Cortical Lesions Flashcards
what are the objectives of this lecture?
1) Understand the role the frontal, temporal, parietal, and occipital lobes in human cognition
2. Appreciate the three major frontal lobe syndromes
- Recognize the major cognitive disorders related to temporal lobe lesions
- Understand the syndrome of hemineglect as a prototype parietal lobe syndrome
- Know the difference between visual field deficits and visual agnosia
describe the anatomy of the cerebral cortex
The cerebral cortex is the outermost layer of the brain, and averages 3 mm in thickness.
- The six-layered neocortex makes up most of the cortical surface, but the hippocampus in the temporal lobe - important for memory - is comprised of phylogenetically older three-layered allocortex.
- most enduring subregion designation is brodmann areas
what is the difference between macroconnectivity and microconnectivity?
Extensive connections exist between adjacent cortical neurons via abundant synapses (microconnectivity),
*and white matter connections link remote neuronal systems into functional ensembles involving ipsilateral cortices, contralateral cortices, and subcortical nuclei (macroconnectivity).
What is the frontal lobe essential for (affiliations/actions)?
Voluntary movement Language fluency (left) Motor prosody (right) Comportment Executive function Motivation
What is the temporal lobe essential for (affiliations/actions)?
Language comprehension (left)
Sensory prosody (right)
Memory
Emotion
What is the parietal lobe essential for (affiliations/actions)?
Tactile sensation Visuospatial function (right) Attention (right) Reading (left) Writing (left) Calculation (left)

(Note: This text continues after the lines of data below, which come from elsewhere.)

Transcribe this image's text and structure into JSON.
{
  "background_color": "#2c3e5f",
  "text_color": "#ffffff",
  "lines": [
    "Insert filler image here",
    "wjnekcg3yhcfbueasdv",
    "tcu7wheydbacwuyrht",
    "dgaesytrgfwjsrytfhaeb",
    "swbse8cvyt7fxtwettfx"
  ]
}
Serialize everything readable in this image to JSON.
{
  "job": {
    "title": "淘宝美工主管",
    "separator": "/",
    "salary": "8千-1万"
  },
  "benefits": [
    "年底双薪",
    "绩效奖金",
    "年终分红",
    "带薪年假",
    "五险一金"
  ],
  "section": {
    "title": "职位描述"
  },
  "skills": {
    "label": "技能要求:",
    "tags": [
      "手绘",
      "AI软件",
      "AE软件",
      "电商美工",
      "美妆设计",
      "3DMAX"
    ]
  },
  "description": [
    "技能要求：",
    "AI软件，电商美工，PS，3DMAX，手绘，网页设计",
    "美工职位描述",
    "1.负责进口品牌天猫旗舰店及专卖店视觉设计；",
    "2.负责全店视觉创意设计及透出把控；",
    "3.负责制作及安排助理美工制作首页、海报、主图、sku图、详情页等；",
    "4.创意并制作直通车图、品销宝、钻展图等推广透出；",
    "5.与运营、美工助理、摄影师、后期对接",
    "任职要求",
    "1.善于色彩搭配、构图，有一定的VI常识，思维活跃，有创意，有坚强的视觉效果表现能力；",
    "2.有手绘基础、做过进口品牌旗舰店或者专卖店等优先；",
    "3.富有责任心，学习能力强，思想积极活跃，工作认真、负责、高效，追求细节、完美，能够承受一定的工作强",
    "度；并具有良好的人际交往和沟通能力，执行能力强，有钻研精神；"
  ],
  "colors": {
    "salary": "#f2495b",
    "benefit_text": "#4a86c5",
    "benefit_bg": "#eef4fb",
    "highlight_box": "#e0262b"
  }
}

What is the occipital lobe essential for (affiliations/actions)?
Vision
Visual perception
Visual recognition
Cortical lesions can be of the diffuse or focal category. What might cause these?
Examples of diffuse cortical dysfunction include Alzheimer’s Disease and hypoxic injury.
*Focal disorders are usually those related to vascular disease (stroke), traumatic brain injury (contusion, hemorrhage), and neoplasia (brain tumor).
stroke can be really detrimental to life why?
A large portion of this disability is due to cognitive dysfunction from aphasia, amnesia, visuospatial impairment, hemineglect, agnosia, and a host of related syndromes.
What are the most important non-penetrating TBI locations?
Contusions of the cortical surface are the most important of the cortical lesions seen in non-penetrating TBI. These tend to cluster in the frontal and temporal lobes, which are adjacent to bony prominences in the anterior and middle cranial fossae.
what area of the cortex is injured in Broca’s aphasia?
Broca’s aphasia, covered in the Speech and Aphasia lecture, which results from lesions in Broca’s area of the left hemisphere (Brodmann areas 45 and 45).
Broca’s aphasia might present with what other clinical syndrome due to the cortical architecture?
An analogous syndrome (to Broca’s aphasia) also occurs with lesions of the same region of the right hemisphere: motor aprosody.
*The right hemisphere is specialized for mediating the prosody of speech – the emotional content – and motor aprosody refers to the inability to inflect speech with emotion.
what are the three syndromes to keep in mind with frontal lobe lesions?
- disinhibition- from orbitofrontal lesions,
- executive dysfunction- from dorsolateral prefrontal lesions, and
- apathy- from medial frontal lesions.
- These syndromes are all more florid and persistent with bilateral lesions.
Describe the syndrome of disinhibtion
Disinhibition is a disorder of comportment, whereby a person can no longer adequately integrate limbic drives into an appropriate behavioral repertoire.
*Irritability, loss of empathy, impulsivity, hypersexuality, hyperphagia, and even violence can be sequelae.
Describe what a loss of executive function due to a frontal lobe lesion would look like?
Executive function is a critical domain that involves the capacity to plan, carry out, and monitor a sequential goal-directed action.
*A related and disabling deficit is perseveration, the failure to alter one’s actions in response to changing environmental stimuli.